Unlike the more enclosed Bradley Center, built for hockey, the new arena features a more open floor plan that will allow fans to see games or concerts from the concourses. There are 34 suites, Mezzanine Club seating for 1,000 and six suites that can be configured for group events for up to 150 people. A second level event space will be used year-round, and there’s a VIP club at court level where fans can get close to athletes as they enter the bowl.
“It’s fan-centric and customer-focused,” Feigin said. “This is the opposite (of the Bradley Center). This is a modernized visual experience with an unbelievable sound experience.”
That experience could be somewhat felt Thursday during a tour of the arena site that includes 300 workers who were busy erecting steel, pouring cement and doing dozens of other jobs. By this summer, up to 800 people could be on the job site, which is supported by 120 other staffers housed in 50 construction trailers.
Mike Sorge, 53, is the project director for Mortenson Construction, the same company that built the stadium for the Minnesota Vikings that opened last fall and SunTrust Park, the new home for the Atlanta Braves scheduled to open in a few weeks. Sorge said 99 percent of the foundation work on the Milwaukee arena is complete, 55 percent of the structural steel has been erected and roof trusses will begin to be installed in early May.
The work includes receiving about four trucks a day from Merrill Steel in Schofield and 10 to 15 trucks each day from Spancrete in Manitowoc where concrete stadia are being precast. Stadia are used to form the steps in the bowl on which seating is attached. Each can be up to 40 feet long and up to 15,000 pounds. In all, the arena project is using 8,830 tons of steel and enough cement to fill 1,800 mixer trucks, while much of the facade of the building will be covered in 80,000 square feet of zinc panels.

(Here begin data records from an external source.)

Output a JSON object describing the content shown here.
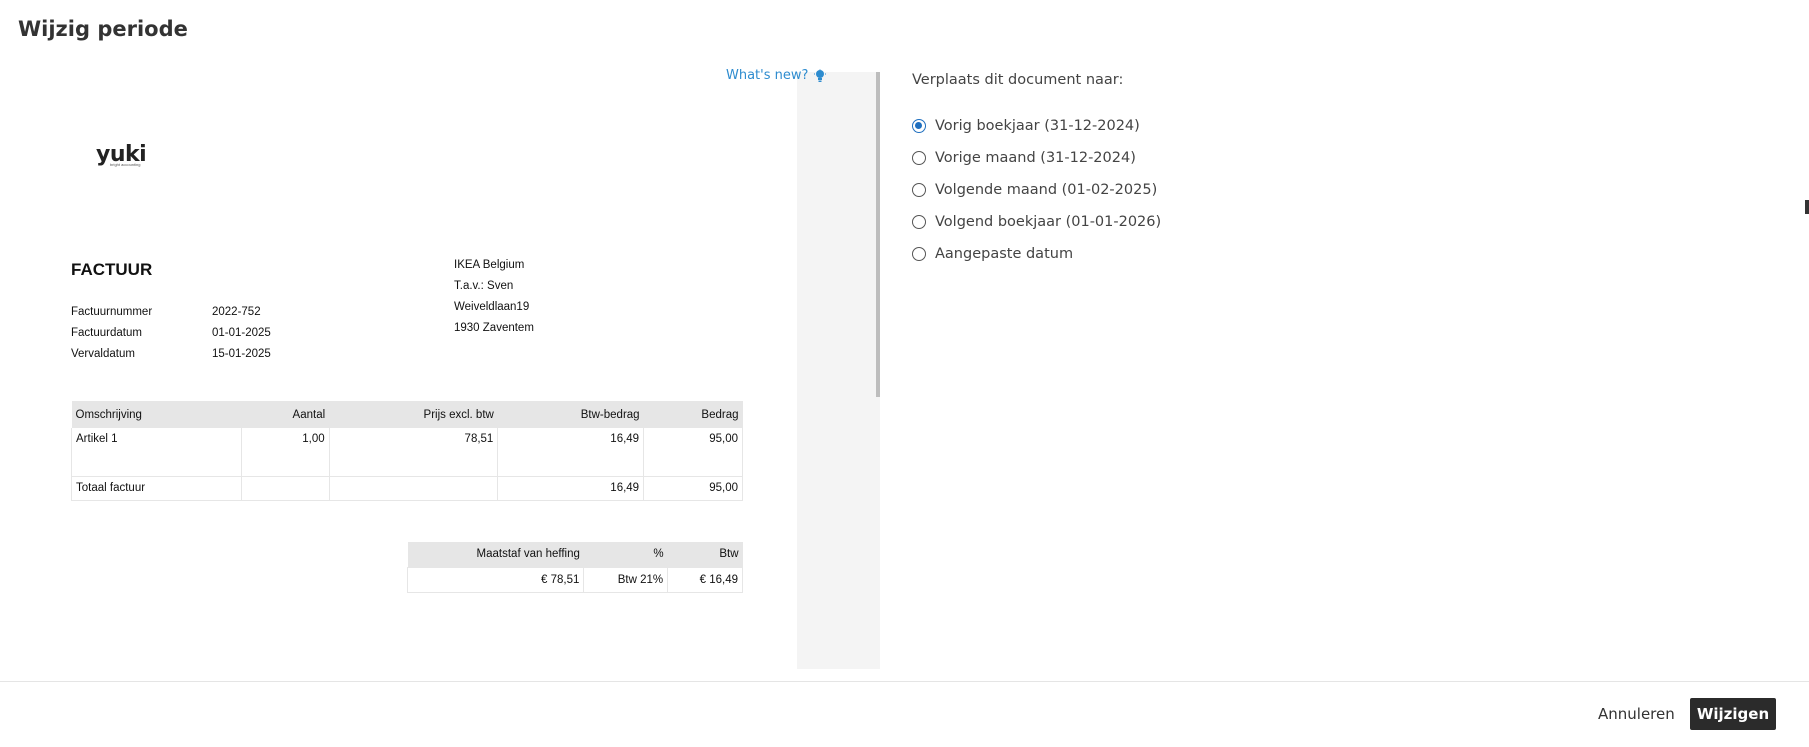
{
  "dialog": {
    "title": "Wijzig periode"
  },
  "whats_new": {
    "label": "What's new?",
    "icon": "lightbulb-icon"
  },
  "invoice": {
    "logo": "yuki",
    "logo_tagline": "bright accounting",
    "title": "FACTUUR",
    "meta": [
      {
        "key": "Factuurnummer",
        "value": "2022-752"
      },
      {
        "key": "Factuurdatum",
        "value": "01-01-2025"
      },
      {
        "key": "Vervaldatum",
        "value": "15-01-2025"
      }
    ],
    "address": [
      "IKEA Belgium",
      "T.a.v.: Sven",
      "Weiveldlaan19",
      "1930 Zaventem"
    ],
    "lines": {
      "headers": [
        "Omschrijving",
        "Aantal",
        "Prijs excl. btw",
        "Btw-bedrag",
        "Bedrag"
      ],
      "rows": [
        [
          "Artikel 1",
          "1,00",
          "78,51",
          "16,49",
          "95,00"
        ]
      ],
      "total": [
        "Totaal factuur",
        "",
        "",
        "16,49",
        "95,00"
      ]
    },
    "vat": {
      "headers": [
        "Maatstaf van heffing",
        "%",
        "Btw"
      ],
      "rows": [
        [
          "€ 78,51",
          "Btw 21%",
          "€ 16,49"
        ]
      ]
    }
  },
  "panel": {
    "label": "Verplaats dit document naar:",
    "options": [
      {
        "label": "Vorig boekjaar (31-12-2024)",
        "checked": true
      },
      {
        "label": "Vorige maand (31-12-2024)",
        "checked": false
      },
      {
        "label": "Volgende maand (01-02-2025)",
        "checked": false
      },
      {
        "label": "Volgend boekjaar (01-01-2026)",
        "checked": false
      },
      {
        "label": "Aangepaste datum",
        "checked": false
      }
    ]
  },
  "footer": {
    "cancel_label": "Annuleren",
    "confirm_label": "Wijzigen"
  },
  "colors": {
    "accent": "#1f6fbf",
    "link": "#2e8ccf",
    "primary_button": "#2b2b2b",
    "table_header": "#e6e6e6"
  }
}
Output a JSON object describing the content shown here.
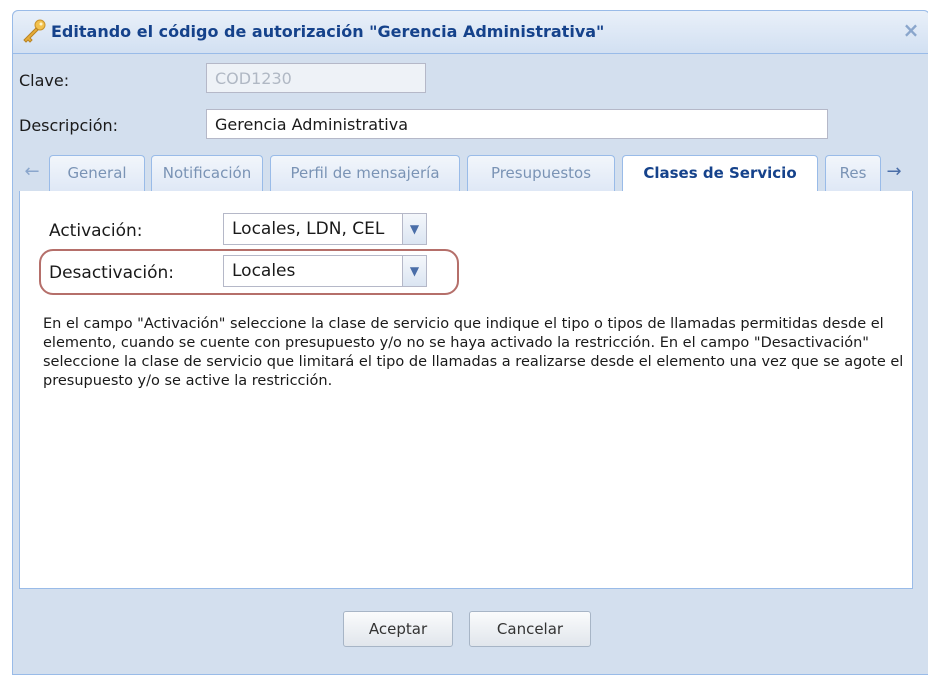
{
  "dialog": {
    "title": "Editando el código de autorización \"Gerencia Administrativa\"",
    "title_icon": "key-icon",
    "close_glyph": "×"
  },
  "form": {
    "clave_label": "Clave:",
    "clave_value": "COD1230",
    "descripcion_label": "Descripción:",
    "descripcion_value": "Gerencia Administrativa"
  },
  "tabs": [
    {
      "label": "General",
      "active": false
    },
    {
      "label": "Notificación",
      "active": false
    },
    {
      "label": "Perfil de mensajería",
      "active": false
    },
    {
      "label": "Presupuestos",
      "active": false
    },
    {
      "label": "Clases de Servicio",
      "active": true
    },
    {
      "label": "Res",
      "active": false
    }
  ],
  "tab_scroll": {
    "left": "←",
    "right": "→"
  },
  "panel": {
    "activacion_label": "Activación:",
    "activacion_value": "Locales, LDN, CEL",
    "desactivacion_label": "Desactivación:",
    "desactivacion_value": "Locales",
    "help_text": "En el campo \"Activación\" seleccione la clase de servicio que indique el tipo o tipos de llamadas permitidas desde el elemento, cuando se cuente con presupuesto y/o no se haya activado la restricción. En el campo \"Desactivación\" seleccione la clase de servicio que limitará el tipo de llamadas a realizarse desde el elemento una vez que se agote el presupuesto y/o se active la restricción."
  },
  "buttons": {
    "accept": "Aceptar",
    "cancel": "Cancelar"
  },
  "colors": {
    "title_text": "#15428b",
    "highlight_outline": "#b56f6a",
    "frame_border": "#99bbe8"
  }
}
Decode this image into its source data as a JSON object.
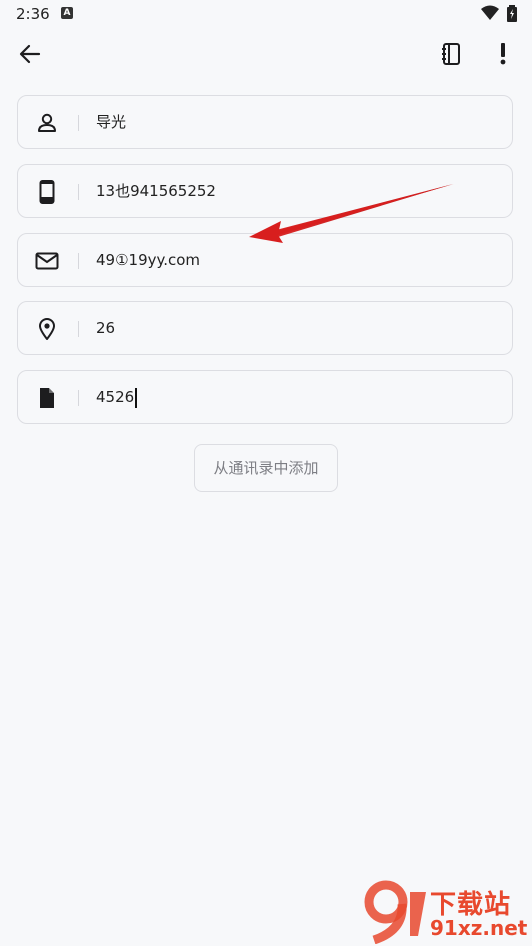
{
  "status_bar": {
    "time": "2:36",
    "keyboard_badge": "A"
  },
  "toolbar": {
    "back_icon": "arrow-left-icon",
    "contacts_icon": "contact-book-icon",
    "menu_icon": "exclamation-icon"
  },
  "fields": [
    {
      "icon": "person-icon",
      "value": "导光"
    },
    {
      "icon": "phone-icon",
      "value": "13也941565252"
    },
    {
      "icon": "mail-icon",
      "value": "49①19yy.com"
    },
    {
      "icon": "location-pin-icon",
      "value": "26"
    },
    {
      "icon": "document-icon",
      "value": "4526"
    }
  ],
  "add_from_contacts_label": "从通讯录中添加",
  "annotation": {
    "color": "#d81e1e"
  },
  "watermark": {
    "brand": "下载站",
    "domain": "91xz.net",
    "color": "#e8492e"
  }
}
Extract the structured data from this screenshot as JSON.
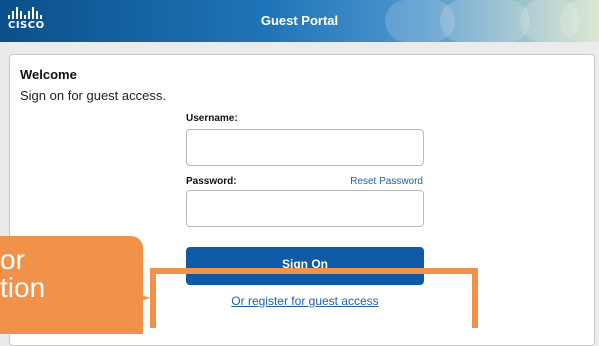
{
  "header": {
    "logo_text": "CISCO",
    "title": "Guest Portal"
  },
  "card": {
    "welcome": "Welcome",
    "subtitle": "Sign on for guest access."
  },
  "form": {
    "username_label": "Username:",
    "username_value": "",
    "password_label": "Password:",
    "password_value": "",
    "reset_link": "Reset Password",
    "signon_button": "Sign On",
    "register_link": "Or register for guest access"
  },
  "annotation": {
    "callout_text": "or\ntion",
    "color": "#f0924a"
  },
  "icons": {
    "logo": "cisco-logo-icon"
  }
}
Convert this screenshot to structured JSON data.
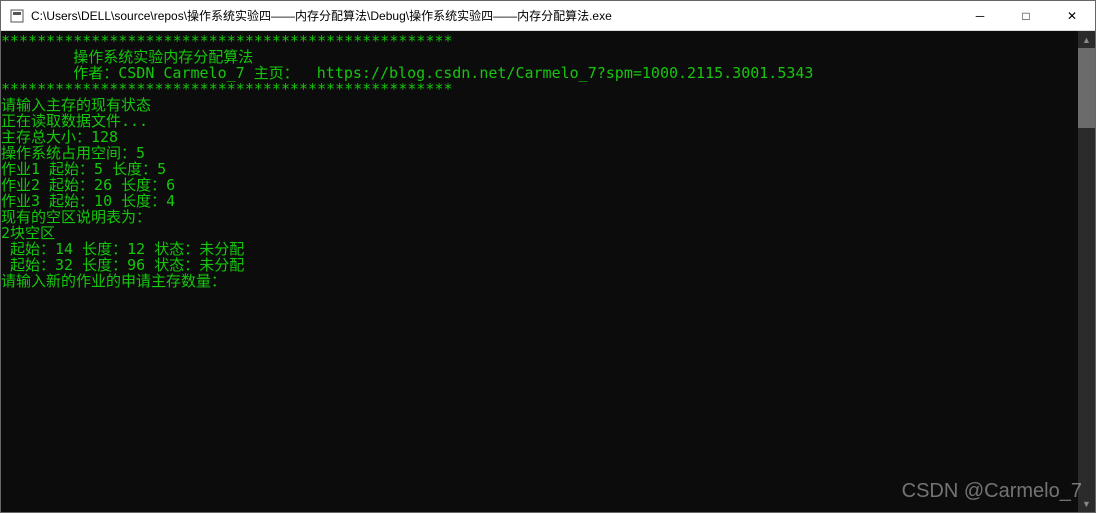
{
  "titlebar": {
    "path": "C:\\Users\\DELL\\source\\repos\\操作系统实验四——内存分配算法\\Debug\\操作系统实验四——内存分配算法.exe"
  },
  "winbuttons": {
    "min": "─",
    "max": "□",
    "close": "✕"
  },
  "console": {
    "lines": [
      "**************************************************",
      "        操作系统实验内存分配算法",
      "        作者：CSDN Carmelo_7 主页：  https://blog.csdn.net/Carmelo_7?spm=1000.2115.3001.5343",
      "**************************************************",
      "请输入主存的现有状态",
      "正在读取数据文件...",
      "主存总大小：128",
      "操作系统占用空间：5",
      "作业1 起始：5 长度：5",
      "作业2 起始：26 长度：6",
      "作业3 起始：10 长度：4",
      "现有的空区说明表为：",
      "2块空区",
      " 起始：14 长度：12 状态：未分配",
      " 起始：32 长度：96 状态：未分配",
      "请输入新的作业的申请主存数量："
    ]
  },
  "watermark": "CSDN @Carmelo_7"
}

“The big picture is we’re right on schedule, we’re right on budget and safety is going very well,” said Sorge, who grew up in Burlington and now lives near Eagle.
But the controversy over the funding, approved by the Republican-controlled state Legislature and signed by Gov. Scott Walker, remains a sore spot for some and has not been lost on Feigin and the ownership group. They know the project throughout its existence will be closely scrutinized because of the public subsidy.
“Without question,” Feigin said. “There is a true obligation to become an asset to the community and maybe we have a little more pressure in that there’s this group of New Yorkers who came in to a very strong cultural community with a great legacy and we have to kind of prove ourselves to build something that’s authentic, localized and really has growth potential. I think there’s a ton of pressure.”